Forum for Science, Industry and Business

Sponsored by:     3M 
Search our Site:

 

MIPT Develops Unique Greenhouse Gas Meter

18.06.2014

MIPT’s Laboratory for the Spectroscopy of Planetary Atmospheres has come up with a high-resolution meter to gauge the concentration of gases in the atmosphere with unparalleled precision. The infrared spectrum radiometer is described in an article recently published in the journal Optics Express

The paper, authored by Alexander Rodin, Artem Klimchuk, Alexander Nadezhdinsky, Dmitry Churbanov and Maxim Spiridonov, says that the new spectrum radiometer is 100 times more precise than the best available near-infrared spectrometers, and 10 times more accurate than a meter created on a similar principle recently described by NASA’s Goddard Center.

Tracking down carbon dioxide, methane and other gases with simultaneous determination of their concentrations at different altitudes is necessary, in particular, for research into global warming. The vast majority of scientists do not doubt the correlation between growing temperatures on the planet and the greenhouse effect, but so far it has been impossible to positively predict future changes in global warming.

A current lack of data on the distribution of greenhouse gases also compromises the forecasting and, consequently, the development of appropriate response measures. This is because in order to create a dense network of monitoring stations, many large, sophisticated and expensive spectrometers are needed.

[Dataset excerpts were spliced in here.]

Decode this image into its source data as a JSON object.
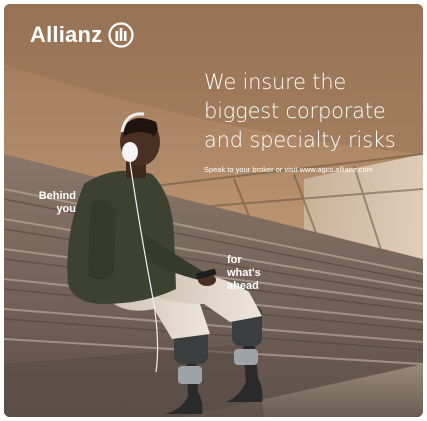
{
  "brand": {
    "name": "Allianz",
    "logo_icon": "allianz-eagle-bars-icon"
  },
  "headline": {
    "lines": [
      "We insure the",
      "biggest corporate",
      "and specialty risks"
    ]
  },
  "cta": {
    "text": "Speak to your broker or visit www.agcs.allianz.com"
  },
  "tagline_left": {
    "lines": [
      "Behind",
      "you"
    ]
  },
  "tagline_right": {
    "lines": [
      "for",
      "what's",
      "ahead"
    ]
  },
  "colors": {
    "text": "#ffffff",
    "roof": "#a88262",
    "stands": "#7e6a5c",
    "jacket": "#3d4230",
    "skin": "#4a3023",
    "pants": "#e0d5c8"
  }
}
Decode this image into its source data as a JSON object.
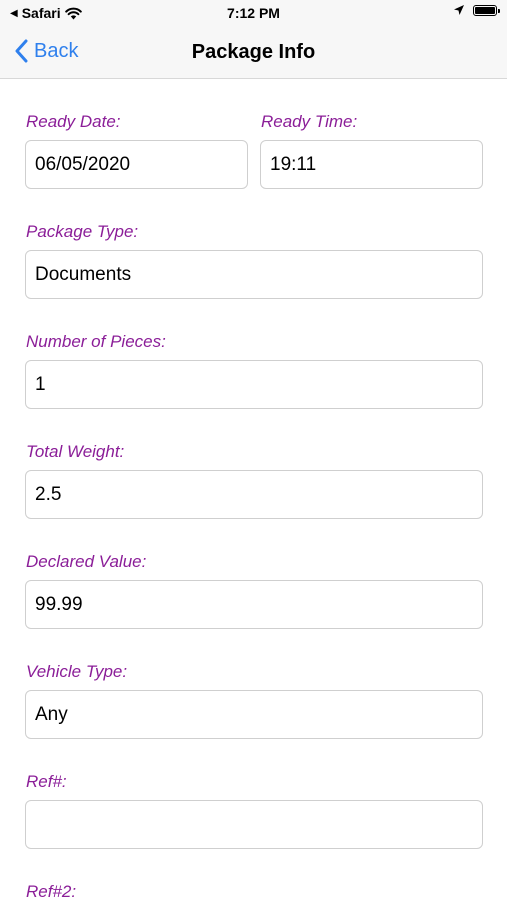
{
  "status_bar": {
    "carrier": "Safari",
    "time": "7:12 PM",
    "location_icon": "location-arrow-icon",
    "battery_icon": "battery-icon",
    "wifi_icon": "wifi-icon"
  },
  "nav": {
    "back_label": "Back",
    "title": "Package Info"
  },
  "form": {
    "ready_date": {
      "label": "Ready Date:",
      "value": "06/05/2020"
    },
    "ready_time": {
      "label": "Ready Time:",
      "value": "19:11"
    },
    "package_type": {
      "label": "Package Type:",
      "value": "Documents"
    },
    "number_of_pieces": {
      "label": "Number of Pieces:",
      "value": "1"
    },
    "total_weight": {
      "label": "Total Weight:",
      "value": "2.5"
    },
    "declared_value": {
      "label": "Declared Value:",
      "value": "99.99"
    },
    "vehicle_type": {
      "label": "Vehicle Type:",
      "value": "Any"
    },
    "ref1": {
      "label": "Ref#:",
      "value": ""
    },
    "ref2": {
      "label": "Ref#2:"
    }
  },
  "colors": {
    "label": "#8b1e98",
    "link": "#2f80ed",
    "border": "#cfcfcf"
  }
}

The meter created by the Russian scientists is distinctive not only for its very high resolution, but also for its easy maintenance. The authors of the paper stress that their meter is far less susceptible to external disturbances compared with existing analogues. Its performance depends to a lesser extent on vibration, humidity and exposure to both low and high temperatures.

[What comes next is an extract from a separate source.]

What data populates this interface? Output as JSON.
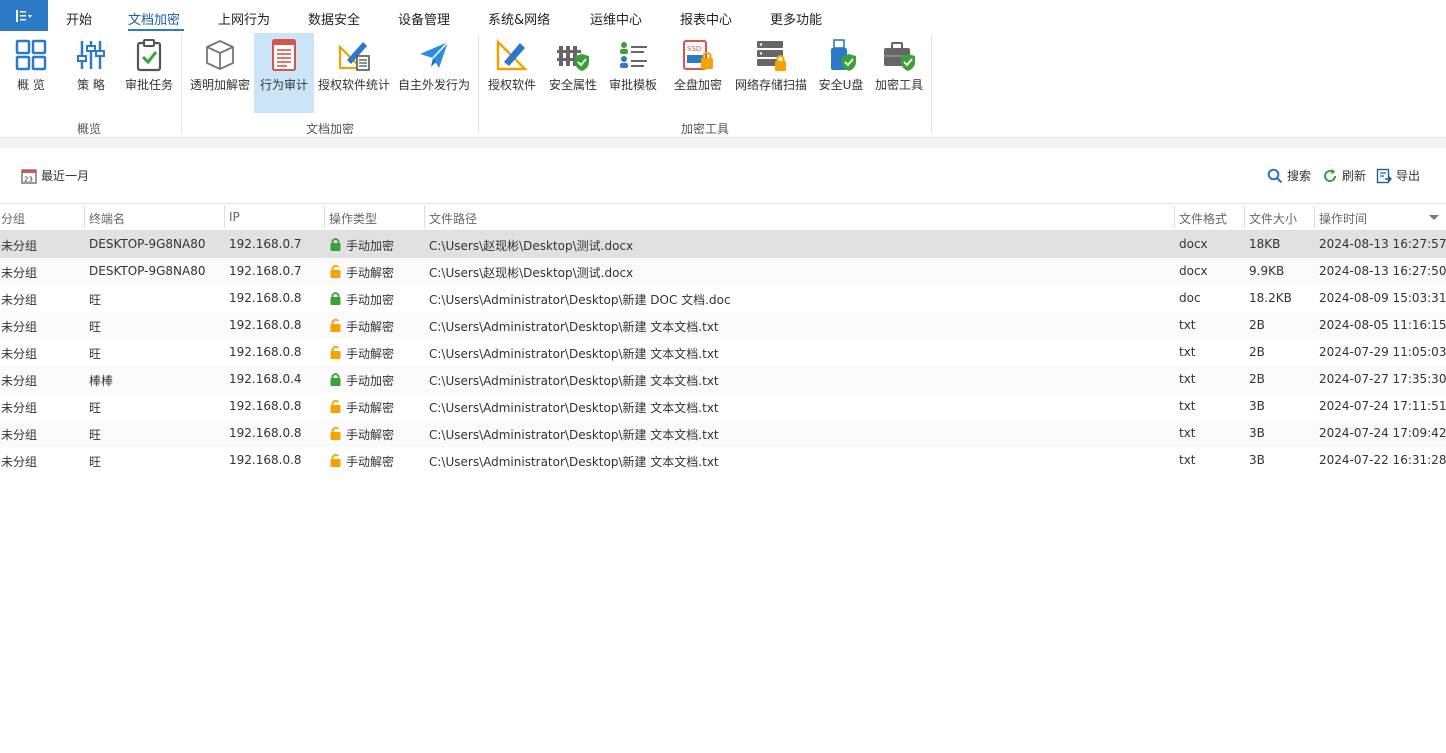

Alexander Rodin explained that the meter uses the heterodyne principle, known for over 100 years. The essence of the method could be best described as follows: a received signal is added to a reference signal to form an intermediate frequency signal. Generally, it does not matter whether it’s a radio wave or sunlight passing through the atmosphere, as is the case in the new meter.

The converted signal is much easier to process, namely to amplify and to filter. Moreover, when the frequency of the reference signal is sufficiently stable, extremely high sensitivity can be achieved. The only problem is that a signal of very high frequency, whether it is infrared or optical, is not so easy to add to the reference source – it must be very stable and at the same time emit radiation of high intensity.

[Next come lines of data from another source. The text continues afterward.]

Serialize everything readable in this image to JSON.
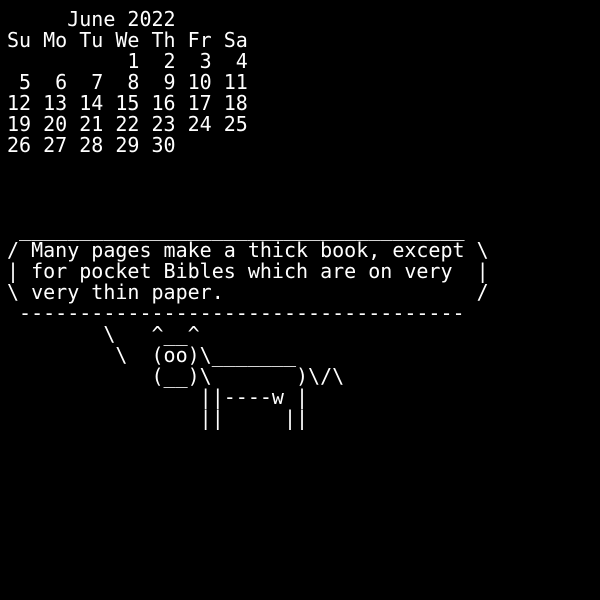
{
  "calendar": {
    "title": "     June 2022",
    "weekdays": "Su Mo Tu We Th Fr Sa",
    "rows": [
      "          1  2  3  4",
      " 5  6  7  8  9 10 11",
      "12 13 14 15 16 17 18",
      "19 20 21 22 23 24 25",
      "26 27 28 29 30"
    ]
  },
  "cowsay": {
    "bubble": [
      " _____________________________________",
      "/ Many pages make a thick book, except \\",
      "| for pocket Bibles which are on very  |",
      "\\ very thin paper.                     /",
      " -------------------------------------"
    ],
    "cow": [
      "        \\   ^__^",
      "         \\  (oo)\\_______",
      "            (__)\\       )\\/\\",
      "                ||----w |",
      "                ||     ||"
    ]
  }
}
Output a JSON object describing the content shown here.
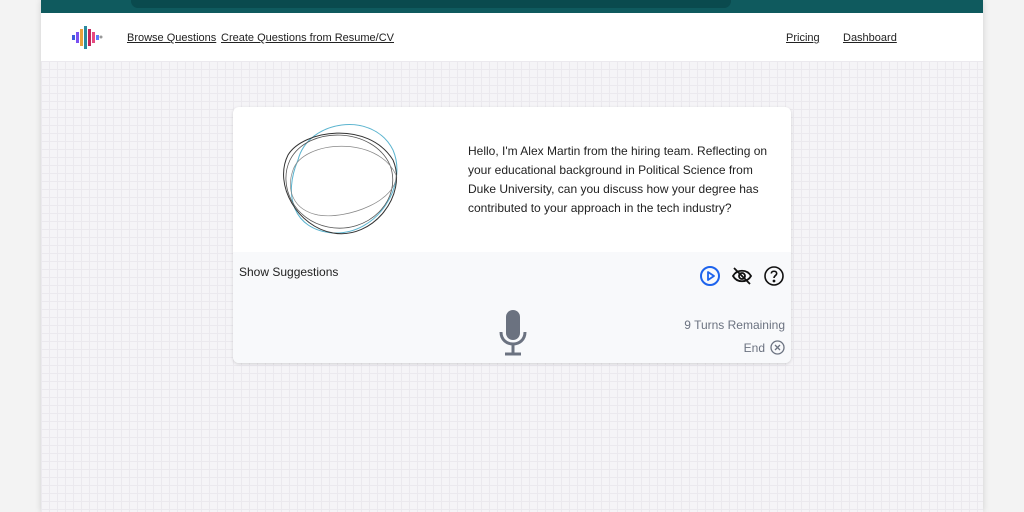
{
  "nav": {
    "browse": "Browse Questions",
    "create": "Create Questions from Resume/CV",
    "pricing": "Pricing",
    "dashboard": "Dashboard"
  },
  "interview": {
    "question": "Hello, I'm Alex Martin from the hiring team. Reflecting on your educational background in Political Science from Duke University, can you discuss how your degree has contributed to your approach in the tech industry?",
    "show_suggestions": "Show Suggestions",
    "turns_remaining": "9 Turns Remaining",
    "end_label": "End"
  },
  "colors": {
    "accent": "#1d63ed",
    "chrome": "#0f5a5e",
    "muted": "#6b7280"
  }
}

The first heterodyne radios, operating at megahertz frequencies, were created in the early 20th century, becoming mass-produced toward the end of the Second World War; while in the terahertz sphere heterodyne devices appeared only recently. For near-infrared radiation, whose frequency is a few hundred times greater, the task of combining the signals appeared to be compounded by a number of technical difficulties.

Calculations showed that a more “touchy” device is needed for a heterodyne signal in the near infrared radiation spectrum. Even a shift of a few hundredths of a wavelength (i.e. a couple of dozen nanometers) could be critical, but eventually the researchers from MIPT and their colleagues from the Moscow-based General Physics Institute managed to create a heterodyne near-infrared detector, in which a key role was played by laser stabilization.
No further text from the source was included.